Complement Of Coagulation Mechanisms And Whether It Is Suitable To Use Coagulants In Lakes For Removing Phosphate

Sweep coagulation could be clearly explained with the following information, which is the complement of the coagulation mechanism. The second new finding is that the “dissolved Al” in the supernatant is actually nanoparticles, at least during the period of the experiments. Both findings are a significant contribution to the water treatment industry, especially coagulation area.

This study may have broader implications for the release of Al from sediments into lake water, following the addition of coagulants to lower phosphorus concentrations. The results also suggest that the dosing of Al or Fe coagulants is probably not a suitable method for remediation of lake water.

Figure 1 Amorphous precipitated flocs/particles settled at the lake bed become/escape into crystallized nanoparticles in the lake water (light points in the black X-ray pictures confirmed the crystallization of nanoparticles). Republished with permission from Elsevier from https://doi.org/10.1016/j.watres.2018.06.063.

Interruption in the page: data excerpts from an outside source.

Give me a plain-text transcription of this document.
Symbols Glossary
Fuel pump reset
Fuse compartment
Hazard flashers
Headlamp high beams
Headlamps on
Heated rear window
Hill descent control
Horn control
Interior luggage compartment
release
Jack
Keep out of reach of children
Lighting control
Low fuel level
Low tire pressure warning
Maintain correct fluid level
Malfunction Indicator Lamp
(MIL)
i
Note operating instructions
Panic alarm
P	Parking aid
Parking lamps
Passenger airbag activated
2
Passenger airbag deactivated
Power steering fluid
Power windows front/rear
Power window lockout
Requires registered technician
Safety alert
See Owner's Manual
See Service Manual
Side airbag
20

When aluminum salts are added to water at a relatively neutral pH, a precipitate of Al hydroxide quickly forms. Initially, the precipitate is in the form of nanoscale primary particles, which then aggregate to form flocs. The nature of the flocs depends on the solution composition — for instance, on the presence of humic acid (HA), which not only increases the size of the primary nanoparticles but also decreases the connection points between them. With or without the presence of HA, the nanoparticles become smaller with aging as a result of crystallization.

The aggregated amorphous nanoparticles (settled flocs) undergo a room temperature structural modification best characterized as a disorder-to-order transition, following the elimination of water. During this process, the apparent Al concentration in the supernatant of water increases with age. The “dissolved Al” concentration in the supernatant becomes higher with increasing pH and, to some extent, in the presence of HA. However, it can be shown that the “dissolved Al” in the supernatant exists in the form of crystalline nano-particles or larger clusters, which are detached from the settled flocs. It means that adding coagulants to the water is not a suitable method to remove phosphate in the lake.

The results of transmission electron microscope (TEM) confirmed that HA only adsorbed on the surface of nanoparticles during the coagulation process, which shows precipitate nanoparticles formed firstly during sweep coagulation (one of the most important coagulation mechanism) before the adsorption of HA or complexed Al³⁺-HA. However, the adsorbed outer layer of HA does not change the crystallization process for the inner part of nano-particles.

Future work

Although the adsorption of HA on nanoparticle surface would decrease the hydroxyl bridges, as the nanoparticles adsorb the HA-Al³⁺ complex on the surface, the connection between these nanoparticles only decreased a little. Van der Waals force and chemical bonds are the two attractive forces between nanoparticles, and the chemical bonds of HA-Al³⁺ complex on the surface of nanoparticles determined the connection efficiency. Therefore, the structure of HA-Al³⁺ complex on the surface of nanoparticles would be investigated in the future, to explore its chemical and physical characteristics.

These findings are described in the article entitled Effect of crystallization of settled aluminum hydroxide precipitate on “dissolved Al”, recently published in the journal Water Research. This work was conducted by a team including Wenzheng Yu from Research Centre for Eco-Environmental Sciences, Chinese Academy of Sciences, Lei Xu from University College Dublin, and Kaiyu Lei from Imperial College London, and John Gregory from University College London.